56.大道芸と場所代
色々な場所を見てまわっていると、クワやスキなどの農具の露店が集まっている一区画があった。そういえば、人数分のカマが無かったことを思い出して、足りない分だけ長柄のカマを追加で購入しておく。
また刃の分厚いナタがあったので、これも何本か購入することにした。今までは木に絡まったツルやツタは短剣で払っていたのだけれど、腕力だけで切ることになるので結構きびしかったのだ。
ナタなら重量で押し切れるので、短剣よりも便利な気がする。妖獣を解体する時に、骨を断つのにもナタの方が良さそうに思う。
大型の妖獣だとナタではどうにもならない気がするので、ついでに斧も大中小と揃えておくことにした。

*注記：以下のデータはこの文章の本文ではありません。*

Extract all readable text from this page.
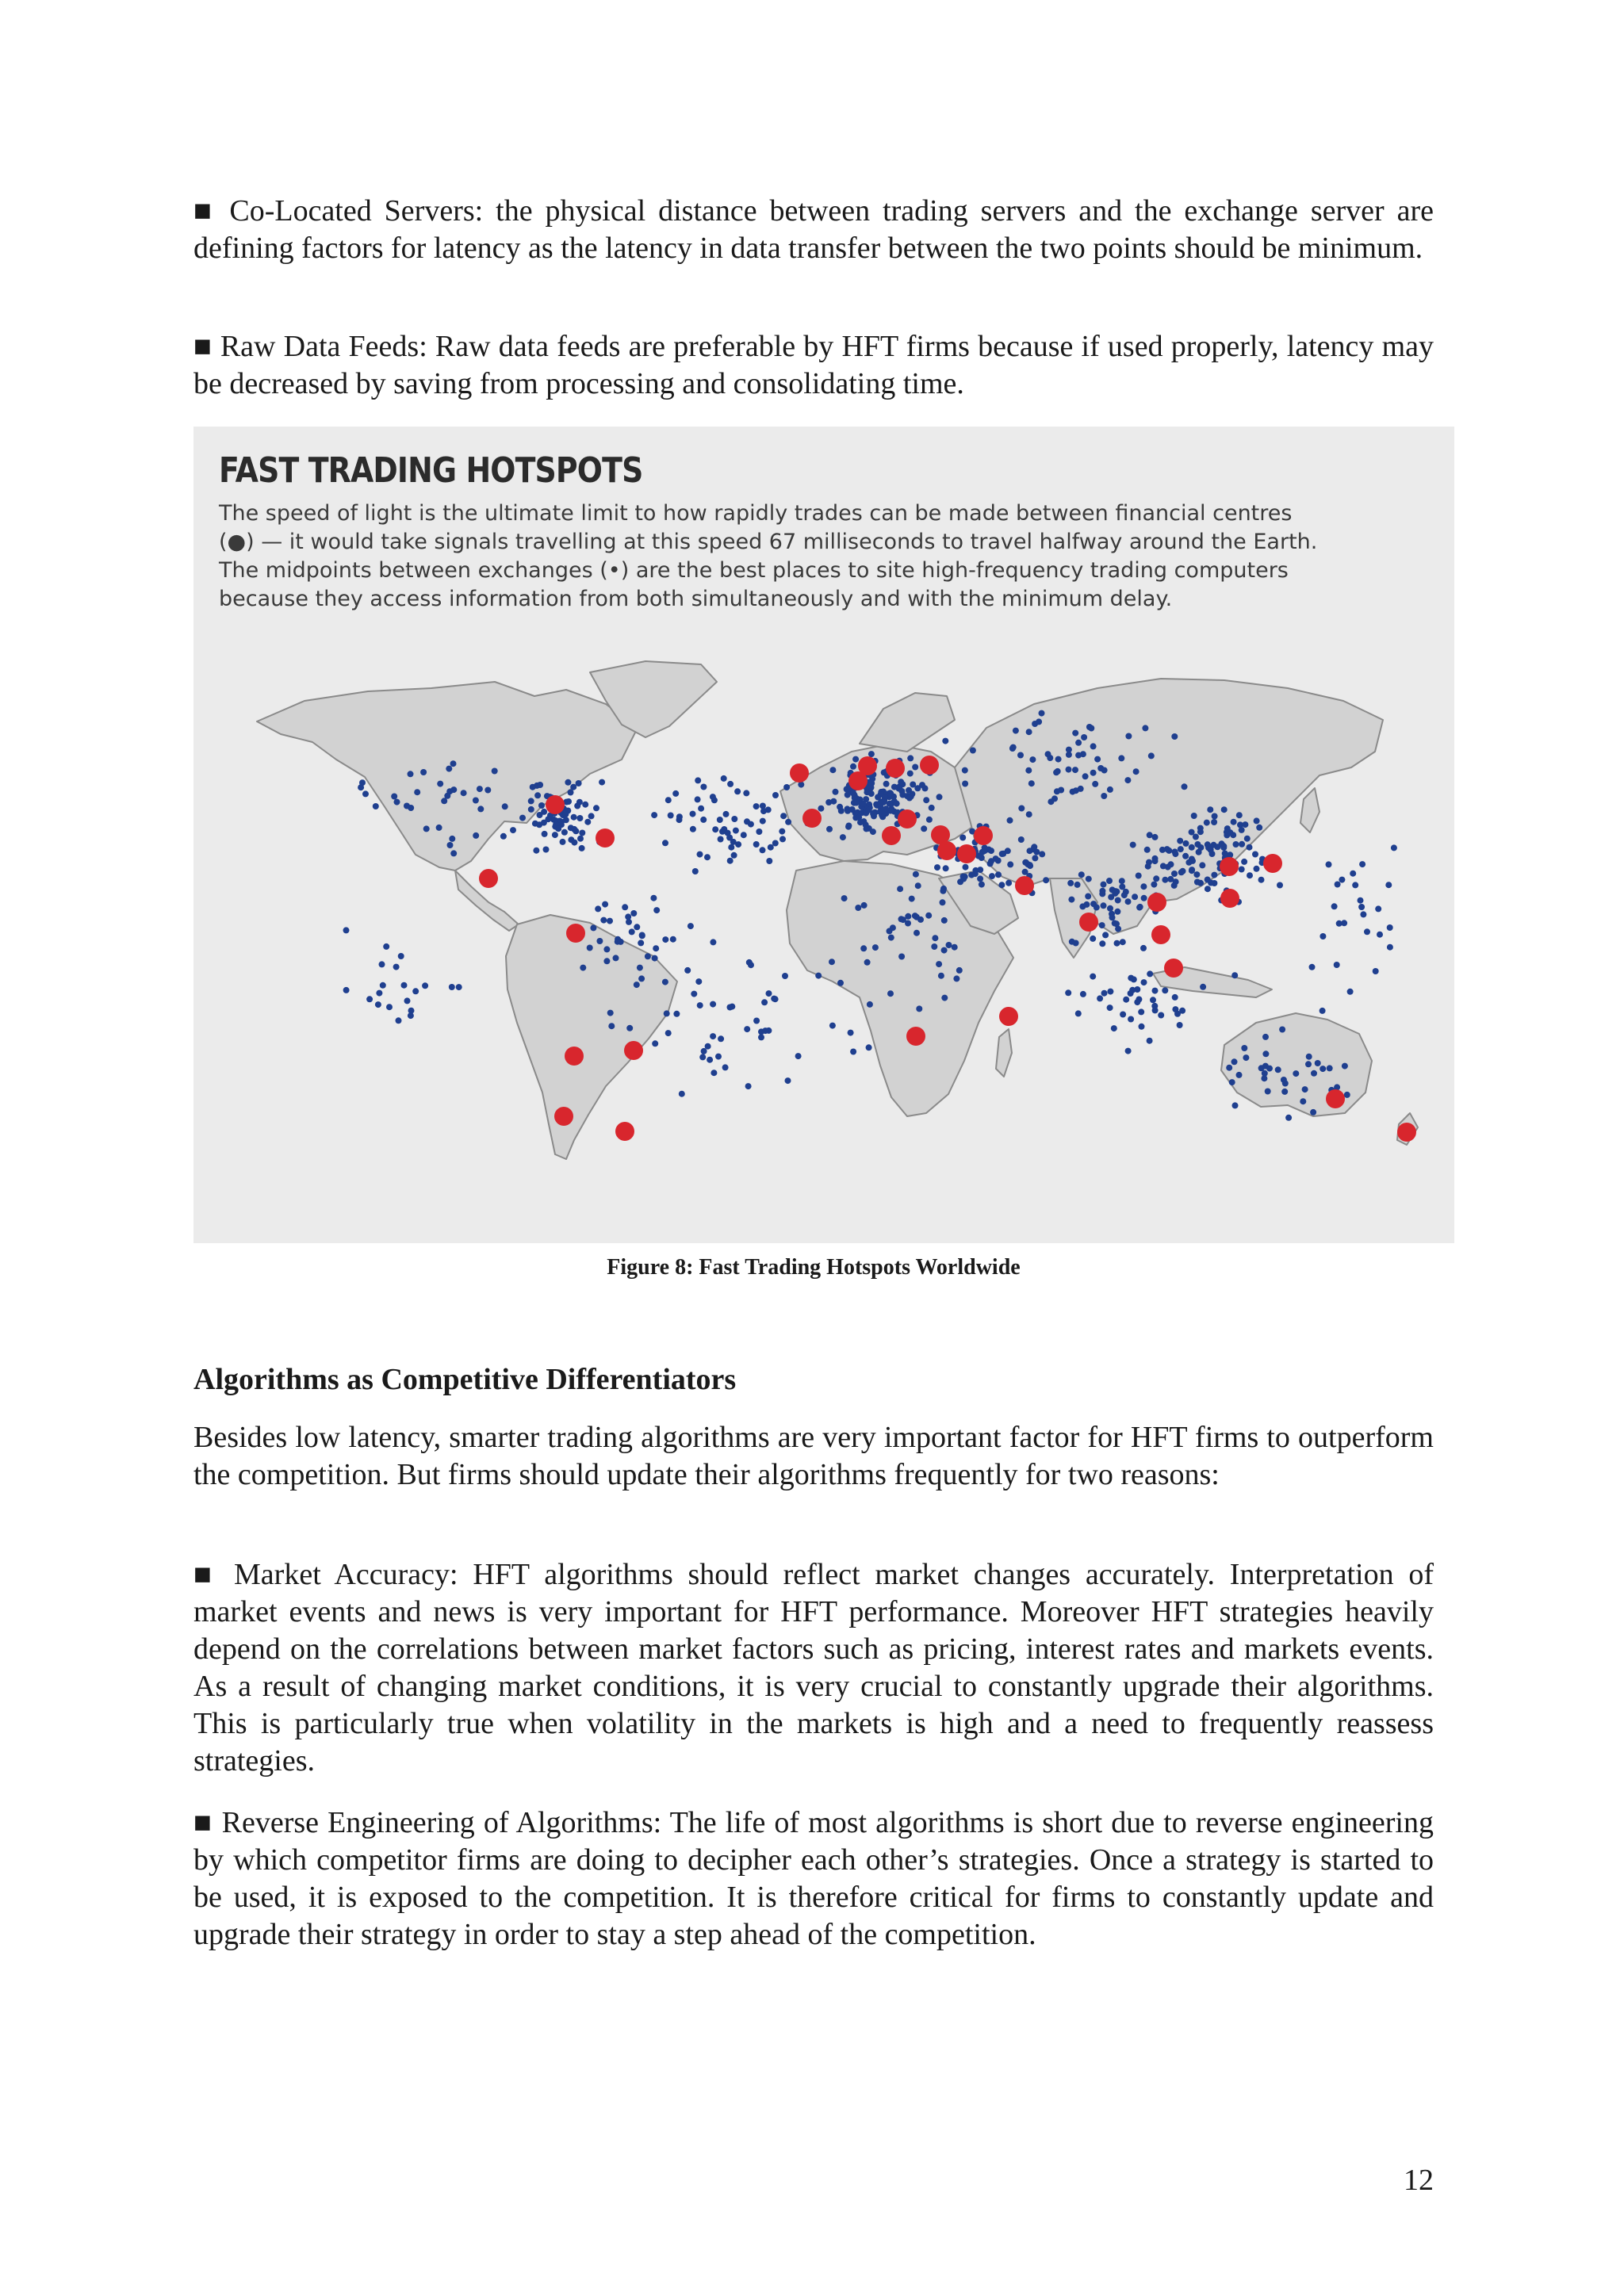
■ Co-Located Servers: the physical distance between trading servers and the exchange server are defining factors for latency as the latency in data transfer between the two points should be minimum.

■ Raw Data Feeds: Raw data feeds are preferable by HFT firms because if used properly, latency may be decreased by saving from processing and consolidating time.

FAST TRADING HOTSPOTS

The speed of light is the ultimate limit to how rapidly trades can be made between financial centres
(●) — it would take signals travelling at this speed 67 milliseconds to travel halfway around the Earth.
The midpoints between exchanges (•) are the best places to site high-frequency trading computers
because they access information from both simultaneously and with the minimum delay.

Figure 8: Fast Trading Hotspots Worldwide
Algorithms as Competitive Differentiators

Besides low latency, smarter trading algorithms are very important factor for HFT firms to outperform the competition. But firms should update their algorithms frequently for two reasons:

■ Market Accuracy: HFT algorithms should reflect market changes accurately. Interpretation of market events and news is very important for HFT performance. Moreover HFT strategies heavily depend on the correlations between market factors such as pricing, interest rates and markets events. As a result of changing market conditions, it is very crucial to constantly upgrade their algorithms. This is particularly true when volatility in the markets is high and a need to frequently reassess strategies.

■ Reverse Engineering of Algorithms: The life of most algorithms is short due to reverse engineering by which competitor firms are doing to decipher each other’s strategies. Once a strategy is started to be used, it is exposed to the competition. It is therefore critical for firms to constantly update and upgrade their strategy in order to stay a step ahead of the competition.

12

使わないかもしれないけどね。
そのまま持って行けばかさばるけれど、魔法の袋に入れておけば、重さも大きさも、何も気にすることはないのだ。
木工品の所で売っていた、折り畳みの椅子や机なんかも買っておく。地べたでも問題ないといえばないんだけど、やっぱり作業しにくい部分はあったし、机があれば少しは便利だろう。

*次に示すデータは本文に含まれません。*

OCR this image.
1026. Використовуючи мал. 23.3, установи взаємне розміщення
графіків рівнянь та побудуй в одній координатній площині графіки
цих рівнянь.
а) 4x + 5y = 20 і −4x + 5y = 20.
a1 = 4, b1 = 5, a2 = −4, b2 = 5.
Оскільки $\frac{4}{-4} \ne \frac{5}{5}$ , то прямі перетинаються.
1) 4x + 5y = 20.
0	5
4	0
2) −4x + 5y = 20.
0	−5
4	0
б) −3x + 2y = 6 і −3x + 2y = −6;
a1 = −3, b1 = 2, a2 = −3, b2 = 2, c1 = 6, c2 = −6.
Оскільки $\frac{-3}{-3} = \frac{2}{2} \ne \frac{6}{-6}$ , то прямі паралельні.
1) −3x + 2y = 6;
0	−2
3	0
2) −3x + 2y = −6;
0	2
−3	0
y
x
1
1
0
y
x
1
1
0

色々買っていると、露店の人たちからあれもこれもと勧められたけど、シロが飽きてしまって、少しグズりだしたので、長居するのは諦めた。
魔法の道具類が売っている場所もあったんだけどね。また今度、暇になったら覗いてみよう。
軽く休憩するために、広場の中央にある噴水の所に行ってみると、お手玉や玉乗り、手品など、大道芸をしている人たちがいて、観客もそこそこ集まっていた。
「おお~! おおおおっ!」
シロが玉乗りを気に入ったようで、目を大きく見開いて、何やら言葉にならない声を上げている。
「玉乗りだね~、すごいね~。」
「たままりっ!」
置かれた箱にお金を入れて眺めていると、興奮したシロが俺の頭の上に立ちあがって、足踏みしたり、跳び上がったり、逆立ちしたりし始めた。
もしかして、玉乗りの真似をしているんだろうか。俺の頭は転がらないから、玉乗りは出来ないぞ。

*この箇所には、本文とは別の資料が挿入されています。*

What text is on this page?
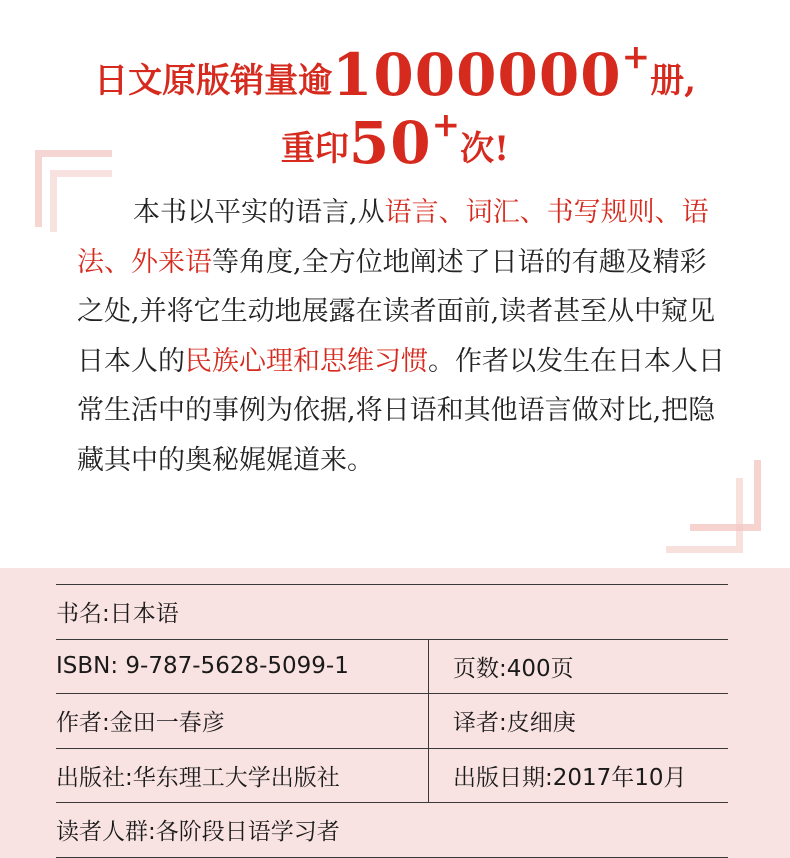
日文原版销量逾1000000+册,
重印50+次!
本书以平实的语言,从语言、词汇、书写规则、语法、外来语等角度,全方位地阐述了日语的有趣及精彩之处,并将它生动地展露在读者面前,读者甚至从中窥见日本人的民族心理和思维习惯。作者以发生在日本人日常生活中的事例为依据,将日语和其他语言做对比,把隐藏其中的奥秘娓娓道来。
书名:日本语
ISBN: 9-787-5628-5099-1	页数:400页
作者:金田一春彦	译者:皮细庚
出版社:华东理工大学出版社	出版日期:2017年10月
读者人群:各阶段日语学习者
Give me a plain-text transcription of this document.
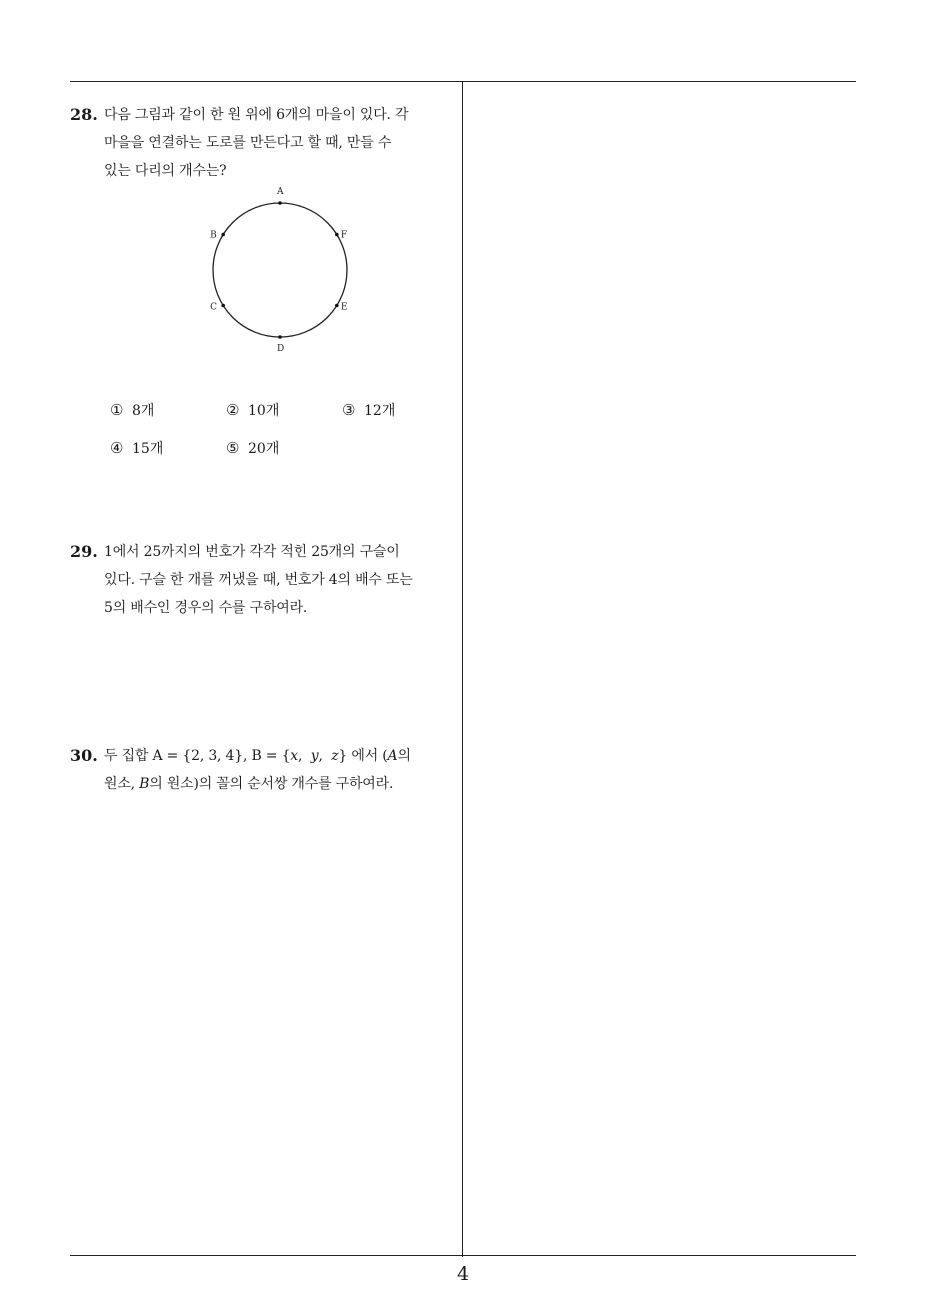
28. 다음 그림과 같이 한 원 위에 6개의 마을이 있다. 각
마을을 연결하는 도로를 만든다고 할 때, 만들 수
있는 다리의 개수는?
A
B
C
D
E
F
① 8개	② 10개	③ 12개
④ 15개	⑤ 20개
29. 1에서 25까지의 번호가 각각 적힌 25개의 구슬이
있다. 구슬 한 개를 꺼냈을 때, 번호가 4의 배수 또는
5의 배수인 경우의 수를 구하여라.
30. 두 집합 A = {2, 3, 4}, B = {x,  y,  z} 에서 (A의
원소, B의 원소)의 꼴의 순서쌍 개수를 구하여라.
4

あと、他の観客の人たち。これは大道芸じゃないから、お金は投げないでね。
「いいぞ、ガキンチョ、もっとやれ~!」
ああ、ほんとにやめてってば。
(飛んできたお金、魔法でまとめて、あの箱の中に入れられないかな? 見えるようにゆっくりやって貰えるとありがたい。)
《良いですよ~、それじゃあ、え~い!》
いや、本当に大道芸じゃないのに、お金を投げてくれる人がいるもんだから、怖い人がこっちを睨んでいるのだ。
多分あの人は、この露店群を仕切っているんだろう。許可も取らずにここで商売をしたら、叩きだされるっていうシステムだと思うんだよね。
シルビアの魔法で散らばっていたお金が一ヶ所に集まり、その後くるくると回転しながら、玉乗りをしている人の前の箱に向かってゆっくりと飛んでいった。
「うわあ、今のは魔法? 手品? すごい!」
「やるなあ、若いの!」
「チビちゃんもいいぞ!」
パチパチパチ!
観客の一部はそれも芸の内だと思ったのか、さらに拍手をしては、お金を投げてくる。
それをシロが喜んでしまったのか、俺の頭の上でジャンプして空中で一回転したりと、新しい技を披露し始める。
もう一度ちらっと見ると、こっちを睨んでいた怖い人が、さらに青筋を立てていた。見た感じだと、頭の中が沸騰して湯気が立ちそうだ。
これ以上やると、本気で怒られるかもしれないなぁ。
「シロ、そろそろ終わりにしようか。」
「はーい。」
俺が声を掛けると、シロは可愛く返事をして、大きく跳んだ。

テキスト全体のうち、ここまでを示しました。